Artı
TV Ankara Temsilcisi Sibel Hürtaş’ın Afrin hakkında hazırladığı haberleri
sosyal medyada paylaşması nedeniyle gözaltına alındığı belirtildi.
Nurcan Baysal ve İshak Karakaş’la dün başlayan gazeteci operasyonu akşam
saatlerinde Sibel Hürtaş, Hayri Demir ve Seda Taşkın’la devam etmişti. TSK’nin
Afrin harekatının başlamasıyla birlikte hazırladığı haberlerde AKP eski
milletvekili Ahmet Faruk Ünsal, HDP Grup Başkan Vekili Ahmet Yıldırım, HDP Urfa
Milletvekili Osman Baydemir ve HDP MYK Üyesi Çilem Küçükkeleş gibi
siyasetçilerin Afrin değerlendirmelerini ekrana taşıyan Artı TV Ankara
Temsilcisi Sibel Hürtaş hala gözaltında.
‘AFRİN
HABERLERİ NEDENİYLE GÖZALTINDALAR’
Gözaltıyla ilgili resmi bir açıklama yapılmazken, Sibel
Hürtaş ile görüşen avukat Nuray Özdoğan, Hürtaş’ın hazırladığı haberleri sosyal
medyada paylaşmasının ardından gözaltına alındığını belirtti.
Sosyal medyada paylaşılan haberlerin ‘örgüt propagandası’
olarak nitelendirildiğini belirten avukat Özdoğan, gözaltı nedeninin savcılık
açıklamasının ardından daha net anlaşılacağını söyledi.
TGS
GÖZALTILARI KINADI
Türkiye Gazeteciler Sendikası (TGS), gazeteciler Sibel
Hürtaş, Hayri Demir, Seda Taşkın, İshak Karakaş ve Nurcan Baysal’ın ev
baskınlarıyla gözaltına alınmasını bir basın açıklaması yaparak kınadı.
TGS Genel Başkanı Gökhan Durmuş imzasıyla yayılanan
açıklamada,gözaltına alınan gazetecilerin derhal serbest bırakılması istendi:
‘MESLEKTAŞLARIMIZ
DERHAL SERBEST BIRAKILSIN’
“Gazeteciler Sibel Hürtaş, Hayri Demir, Seda Taşkın,
İshak Karakaş ve Nurcan Baysal’ın sosyal medya paylaşımları nedeniyle gözaltına
alınmasını kabul etmiyor, meslektaşlarımızın serbest bırakılmasını istiyoruz.

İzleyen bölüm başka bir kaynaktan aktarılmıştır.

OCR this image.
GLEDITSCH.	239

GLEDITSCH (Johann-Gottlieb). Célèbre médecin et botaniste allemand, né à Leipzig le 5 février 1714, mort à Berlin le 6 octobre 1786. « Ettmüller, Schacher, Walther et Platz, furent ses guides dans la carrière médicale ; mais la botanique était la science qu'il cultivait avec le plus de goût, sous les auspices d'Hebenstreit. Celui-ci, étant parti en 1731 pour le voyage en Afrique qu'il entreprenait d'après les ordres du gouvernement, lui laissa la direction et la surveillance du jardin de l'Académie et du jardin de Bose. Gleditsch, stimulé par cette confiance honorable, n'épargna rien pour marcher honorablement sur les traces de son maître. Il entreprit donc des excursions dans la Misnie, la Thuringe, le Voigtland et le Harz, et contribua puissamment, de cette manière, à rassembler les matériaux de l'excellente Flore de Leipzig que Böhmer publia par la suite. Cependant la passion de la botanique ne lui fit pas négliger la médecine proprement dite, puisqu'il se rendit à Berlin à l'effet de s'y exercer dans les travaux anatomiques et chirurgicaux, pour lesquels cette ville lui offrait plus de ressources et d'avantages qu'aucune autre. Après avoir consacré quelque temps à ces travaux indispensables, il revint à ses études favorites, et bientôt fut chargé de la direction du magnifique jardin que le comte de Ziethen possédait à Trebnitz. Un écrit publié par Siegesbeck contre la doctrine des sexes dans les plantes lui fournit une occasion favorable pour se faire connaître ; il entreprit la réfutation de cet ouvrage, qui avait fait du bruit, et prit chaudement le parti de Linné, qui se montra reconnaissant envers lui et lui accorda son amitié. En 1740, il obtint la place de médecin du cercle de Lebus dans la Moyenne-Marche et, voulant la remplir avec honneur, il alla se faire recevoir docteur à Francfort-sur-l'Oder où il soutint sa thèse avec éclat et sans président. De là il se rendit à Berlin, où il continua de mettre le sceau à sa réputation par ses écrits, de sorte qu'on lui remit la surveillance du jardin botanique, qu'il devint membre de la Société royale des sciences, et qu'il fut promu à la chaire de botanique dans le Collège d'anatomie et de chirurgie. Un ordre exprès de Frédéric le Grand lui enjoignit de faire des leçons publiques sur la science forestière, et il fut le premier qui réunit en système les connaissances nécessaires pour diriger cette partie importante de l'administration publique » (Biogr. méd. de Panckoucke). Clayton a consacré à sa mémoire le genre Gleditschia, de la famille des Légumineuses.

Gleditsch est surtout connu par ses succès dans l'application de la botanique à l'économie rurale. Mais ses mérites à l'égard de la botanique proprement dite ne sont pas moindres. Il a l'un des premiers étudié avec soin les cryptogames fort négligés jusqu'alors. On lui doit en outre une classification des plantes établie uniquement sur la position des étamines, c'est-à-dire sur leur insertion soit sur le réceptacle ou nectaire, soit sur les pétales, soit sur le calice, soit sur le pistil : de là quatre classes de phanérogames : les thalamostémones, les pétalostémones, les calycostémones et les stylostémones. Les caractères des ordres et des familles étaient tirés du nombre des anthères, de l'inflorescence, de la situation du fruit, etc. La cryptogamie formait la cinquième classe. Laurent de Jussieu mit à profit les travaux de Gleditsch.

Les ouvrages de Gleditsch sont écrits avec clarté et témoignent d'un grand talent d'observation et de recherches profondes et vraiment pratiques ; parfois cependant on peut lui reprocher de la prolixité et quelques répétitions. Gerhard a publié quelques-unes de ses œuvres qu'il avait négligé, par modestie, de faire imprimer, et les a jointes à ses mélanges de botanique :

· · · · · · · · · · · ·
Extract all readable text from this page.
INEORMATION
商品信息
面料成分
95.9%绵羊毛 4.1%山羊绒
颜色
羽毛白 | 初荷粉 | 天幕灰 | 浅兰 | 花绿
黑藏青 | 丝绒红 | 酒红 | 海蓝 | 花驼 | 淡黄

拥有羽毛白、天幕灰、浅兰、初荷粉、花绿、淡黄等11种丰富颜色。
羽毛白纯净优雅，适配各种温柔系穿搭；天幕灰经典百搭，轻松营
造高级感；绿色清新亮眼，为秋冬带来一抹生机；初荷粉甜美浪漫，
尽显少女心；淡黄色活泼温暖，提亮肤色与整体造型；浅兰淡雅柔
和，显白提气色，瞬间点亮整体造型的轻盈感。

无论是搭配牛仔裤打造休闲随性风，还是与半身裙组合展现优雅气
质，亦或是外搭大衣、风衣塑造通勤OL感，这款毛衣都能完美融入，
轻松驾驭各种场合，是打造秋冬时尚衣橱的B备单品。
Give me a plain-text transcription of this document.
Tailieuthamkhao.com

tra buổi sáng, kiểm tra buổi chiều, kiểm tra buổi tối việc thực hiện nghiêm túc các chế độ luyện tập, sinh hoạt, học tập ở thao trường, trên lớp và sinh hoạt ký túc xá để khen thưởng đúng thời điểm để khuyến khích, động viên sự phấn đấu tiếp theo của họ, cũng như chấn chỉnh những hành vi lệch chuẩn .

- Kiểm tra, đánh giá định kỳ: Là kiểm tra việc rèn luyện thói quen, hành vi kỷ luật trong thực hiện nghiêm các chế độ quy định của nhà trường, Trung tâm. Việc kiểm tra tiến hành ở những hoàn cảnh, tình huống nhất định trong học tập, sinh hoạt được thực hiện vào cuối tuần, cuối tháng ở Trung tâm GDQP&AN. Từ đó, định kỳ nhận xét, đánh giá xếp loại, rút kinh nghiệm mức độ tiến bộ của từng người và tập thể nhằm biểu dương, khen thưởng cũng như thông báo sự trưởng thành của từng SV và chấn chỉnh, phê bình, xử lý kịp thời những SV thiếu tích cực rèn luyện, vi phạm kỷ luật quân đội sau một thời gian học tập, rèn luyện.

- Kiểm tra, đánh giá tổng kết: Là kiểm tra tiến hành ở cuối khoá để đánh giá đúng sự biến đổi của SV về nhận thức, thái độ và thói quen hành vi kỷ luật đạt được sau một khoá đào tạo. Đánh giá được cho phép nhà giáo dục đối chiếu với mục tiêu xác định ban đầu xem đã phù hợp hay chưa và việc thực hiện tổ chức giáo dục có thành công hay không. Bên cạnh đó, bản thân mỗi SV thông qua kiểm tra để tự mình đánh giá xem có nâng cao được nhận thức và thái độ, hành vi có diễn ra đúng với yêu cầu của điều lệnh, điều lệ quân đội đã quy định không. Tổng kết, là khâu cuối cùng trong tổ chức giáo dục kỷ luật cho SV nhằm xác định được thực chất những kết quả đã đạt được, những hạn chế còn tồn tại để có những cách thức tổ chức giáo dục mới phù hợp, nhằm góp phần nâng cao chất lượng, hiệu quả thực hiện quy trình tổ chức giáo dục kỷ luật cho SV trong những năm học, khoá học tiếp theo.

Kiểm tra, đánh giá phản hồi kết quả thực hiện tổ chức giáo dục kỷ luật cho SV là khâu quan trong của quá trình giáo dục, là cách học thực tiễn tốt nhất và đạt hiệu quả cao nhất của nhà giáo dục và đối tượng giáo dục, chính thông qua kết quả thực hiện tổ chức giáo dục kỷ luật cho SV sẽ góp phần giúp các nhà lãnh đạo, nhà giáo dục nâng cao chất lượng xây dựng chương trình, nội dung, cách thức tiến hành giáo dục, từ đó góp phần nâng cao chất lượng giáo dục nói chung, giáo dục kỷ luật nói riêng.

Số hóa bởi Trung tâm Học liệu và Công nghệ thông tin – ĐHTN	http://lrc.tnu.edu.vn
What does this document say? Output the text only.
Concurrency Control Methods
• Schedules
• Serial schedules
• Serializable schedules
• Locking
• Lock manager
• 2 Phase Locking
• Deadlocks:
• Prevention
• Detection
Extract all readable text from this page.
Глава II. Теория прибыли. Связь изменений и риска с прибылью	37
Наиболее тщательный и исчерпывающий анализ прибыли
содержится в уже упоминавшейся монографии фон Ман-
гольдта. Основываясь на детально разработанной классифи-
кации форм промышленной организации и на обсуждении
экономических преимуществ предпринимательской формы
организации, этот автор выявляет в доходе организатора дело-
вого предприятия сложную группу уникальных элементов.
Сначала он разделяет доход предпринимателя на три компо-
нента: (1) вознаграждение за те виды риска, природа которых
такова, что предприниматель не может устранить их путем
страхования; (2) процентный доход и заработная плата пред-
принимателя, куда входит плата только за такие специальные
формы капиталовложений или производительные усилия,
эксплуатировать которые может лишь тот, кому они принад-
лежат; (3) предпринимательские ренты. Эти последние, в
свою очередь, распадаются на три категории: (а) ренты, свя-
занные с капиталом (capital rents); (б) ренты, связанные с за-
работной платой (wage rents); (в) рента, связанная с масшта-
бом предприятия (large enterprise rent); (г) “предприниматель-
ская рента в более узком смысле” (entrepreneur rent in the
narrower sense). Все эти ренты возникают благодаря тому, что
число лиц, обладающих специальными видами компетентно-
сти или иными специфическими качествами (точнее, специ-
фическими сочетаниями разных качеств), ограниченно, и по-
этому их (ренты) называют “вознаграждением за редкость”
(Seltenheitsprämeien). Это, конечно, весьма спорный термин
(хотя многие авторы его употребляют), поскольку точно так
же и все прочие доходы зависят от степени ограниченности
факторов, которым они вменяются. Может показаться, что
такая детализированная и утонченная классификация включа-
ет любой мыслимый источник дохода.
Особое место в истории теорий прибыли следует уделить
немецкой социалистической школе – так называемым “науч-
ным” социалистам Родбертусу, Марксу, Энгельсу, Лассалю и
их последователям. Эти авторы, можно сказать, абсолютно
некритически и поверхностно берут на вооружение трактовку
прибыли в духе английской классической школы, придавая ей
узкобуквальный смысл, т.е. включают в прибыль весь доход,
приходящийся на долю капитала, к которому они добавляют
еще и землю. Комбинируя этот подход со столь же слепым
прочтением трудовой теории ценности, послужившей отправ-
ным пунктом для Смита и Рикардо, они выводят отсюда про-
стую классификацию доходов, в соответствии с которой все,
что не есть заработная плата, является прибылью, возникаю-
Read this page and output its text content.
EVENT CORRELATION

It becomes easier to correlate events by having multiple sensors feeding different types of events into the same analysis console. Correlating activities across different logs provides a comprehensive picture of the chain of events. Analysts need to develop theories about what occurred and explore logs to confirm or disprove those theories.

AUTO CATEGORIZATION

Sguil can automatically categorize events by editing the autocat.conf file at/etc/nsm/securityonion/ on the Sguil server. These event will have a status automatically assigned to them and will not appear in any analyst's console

Unutulmamalıdır ki basın yönetenlere değil, yönetilenlere
hizmet etmek için vardır. Medyanın görevi hükümet politikalarının halkın
çıkarına olup olmadığını denetlemektir. ‘Millî mutabakat’ cenderesiyle farklı
görüşleri susturmaya çalışmak totaliter yönetimlerin taktiğidir.
‘ETİK
GAZETECİLİK TEHLİKELİDİR AMA ELZEMDİR’
Gazeteci; başta barış, demokrasi ve insan hakları olmak
üzere, insanlığın evrensel değerlerini, çok sesliliği, farklılıklara saygıyı
savunur. Bu ifade ‘Türkiye Gazetecilik Hak ve Sorumluluk Bildirgesi’nde
gazetecinin temel sorumluluğu olarak belirtilir. Bir siyasi kliğin çıkarının
tüm ülkenin çıkarı gibi yansıtıldığı zamanlarda güç odağından âzâde, etik
gazetecilik yapmak zordur, tehlikelidir ama elzemdir, hayatîdir. Böyle bir
gazetecilik ülkeleri, toplumları korur, geliştirir, bazen uçurumun kenarından
döndürür. Kolluk gücüyle suskunluk sarmalı yaratmaya çalışanlar
Türkiye’nin tek sese, tek renge, tek partiye sığmayacak zenginlikte,
çeşitlilikte bir ülke olduğunu er ya da geç görecektir.”